The cop who tackled former pro tennis star James Blake got a penalty of five lost vacation days — half of that recommended by an independent oversight board, the Daily News has learned.
Officer James Frascatore was slapped with the five-day rip by Police Commissioner James O’Neill in February, sources told The News. The decision came five months after Frascatore was found guilty of excessive force following a departmental trial and two years, nine months after the incident.
Lawyers for the CCRB had recommended he lose 10 vacation days for the Sept. 9, 2015 encounter outside a hotel on E. 42nd St. near Lexington Ave. Frascatore was on a stakeout and mistook Blake for a credit card scammer.
Blake himself found even that penalty inadequate, saying he wanted the cop fired.
“Losing five vacation days for excessive force is a woefully inadequate penalty," Blake’s lawyer Kevin Marino told The News.
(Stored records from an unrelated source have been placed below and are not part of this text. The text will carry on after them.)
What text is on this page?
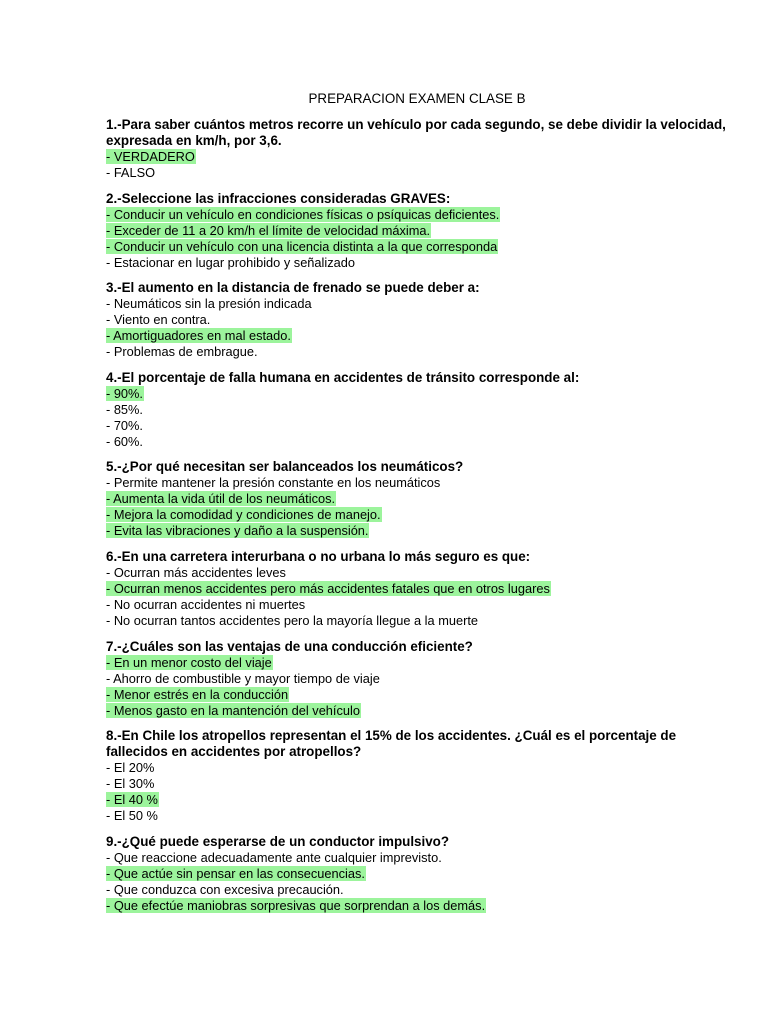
PREPARACION EXAMEN CLASE B
1.-Para saber cuántos metros recorre un vehículo por cada segundo, se debe dividir la velocidad, expresada en km/h, por 3,6.
- VERDADERO
- FALSO
2.-Seleccione las infracciones consideradas GRAVES:
- Conducir un vehículo en condiciones físicas o psíquicas deficientes.
- Exceder de 11 a 20 km/h el límite de velocidad máxima.
- Conducir un vehículo con una licencia distinta a la que corresponda
- Estacionar en lugar prohibido y señalizado
3.-El aumento en la distancia de frenado se puede deber a:
- Neumáticos sin la presión indicada
- Viento en contra.
- Amortiguadores en mal estado.
- Problemas de embrague.
4.-El porcentaje de falla humana en accidentes de tránsito corresponde al:
- 90%.
- 85%.
- 70%.
- 60%.
5.-¿Por qué necesitan ser balanceados los neumáticos?
- Permite mantener la presión constante en los neumáticos
- Aumenta la vida útil de los neumáticos.
- Mejora la comodidad y condiciones de manejo.
- Evita las vibraciones y daño a la suspensión.
6.-En una carretera interurbana o no urbana lo más seguro es que:
- Ocurran más accidentes leves
- Ocurran menos accidentes pero más accidentes fatales que en otros lugares
- No ocurran accidentes ni muertes
- No ocurran tantos accidentes pero la mayoría llegue a la muerte
7.-¿Cuáles son las ventajas de una conducción eficiente?
- En un menor costo del viaje
- Ahorro de combustible y mayor tiempo de viaje
- Menor estrés en la conducción
- Menos gasto en la mantención del vehículo
8.-En Chile los atropellos representan el 15% de los accidentes. ¿Cuál es el porcentaje de fallecidos en accidentes por atropellos?
- El 20%
- El 30%
- El 40 %
- El 50 %
9.-¿Qué puede esperarse de un conductor impulsivo?
- Que reaccione adecuadamente ante cualquier imprevisto.
- Que actúe sin pensar en las consecuencias.
- Que conduzca con excesiva precaución.
- Que efectúe maniobras sorpresivas que sorprendan a los demás.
“Far from serving as a deterrent, a trivial penalty of that type would seem to be encouraging those inclined toward excessive force to go right on doing it.”
“He used violence first,” CCRB lawyer Jonathan Fogel said at the trial In September. “He used no words or warning, slamming him to the ground like a linebacker in NFL football."
Frascatore’s lawyer Stephen Worth called his client’s actions “appropriate.” “He did what he was told to do, what he was sworn to do,” he said at the trial.
Frascatore is white. Blake is biracial. The case was viewed as an example of how black men can be treated at the hands of the police. Then-Police Commissioner Bill Bratton and Mayor de Blasio apologized to Blake.
O’Neill’s five-day penalty was criticized by civil rights groups. “Officer Frascatore should have been fired a long time ago and should be fired now, said Monifa Bandele, spokesperson for Communities United for Police Reform and Senior Vice President at MomsRising.
“He engaged in multiple incidents of misconduct, receiving five civilian complaints within seven months of 2013, even before he brutalized James Blake. That he was not fired after being found guilty of excessive force against James Blake, following those numerous other abuses of civilians, is a testament to the fact that the NYPD has a disciplinary system that prioritizes protecting abusive officers over public safety.”
Added Christopher Dunn, associate legal director of the New York Civil Liberties Union, “Once again, the NYPD has undermined the authority of the CCRB, and this decision will just add to public distrust of the police department’s disciplinary process.”
The CCRB declined to comment.
Frascatore is currently in the midst of a departmental trial on charge indirectly related to the Blake incident, and could face additional discipline for those charges.
He is accused of knowing that his sister-in-law leaked a video of him and Blake shaking hands to a media outlet during the investigation, and searching for security footage that would help clear himself while on desk duty.
He is also accused of not voiding an arrest in a timely manner and failing to notify a supervisor of the incident.
“It’s our position that he acted within his duties as a police officer, and the investigators may have been under undue pressure to charge minor misconduct due to the public nature of the incident,” Frascatore’s lawyer Peter Brill said.
The NYPD did not disclose the decision in the excessive force case publicly because of a policy to withhold disciplinary outcomes, citing Section 50-a of the state Civil Rights Law. The law requires personnel records to be confidential, but critics have said the department is interpreting the law too broadly.
“Following the public disciplinary trial of Police Officer James Frascatore, the Commissioner finalized the case, consistent with the findings and recommendations of the Trial's Commissioner,” the NYPD said in a statement.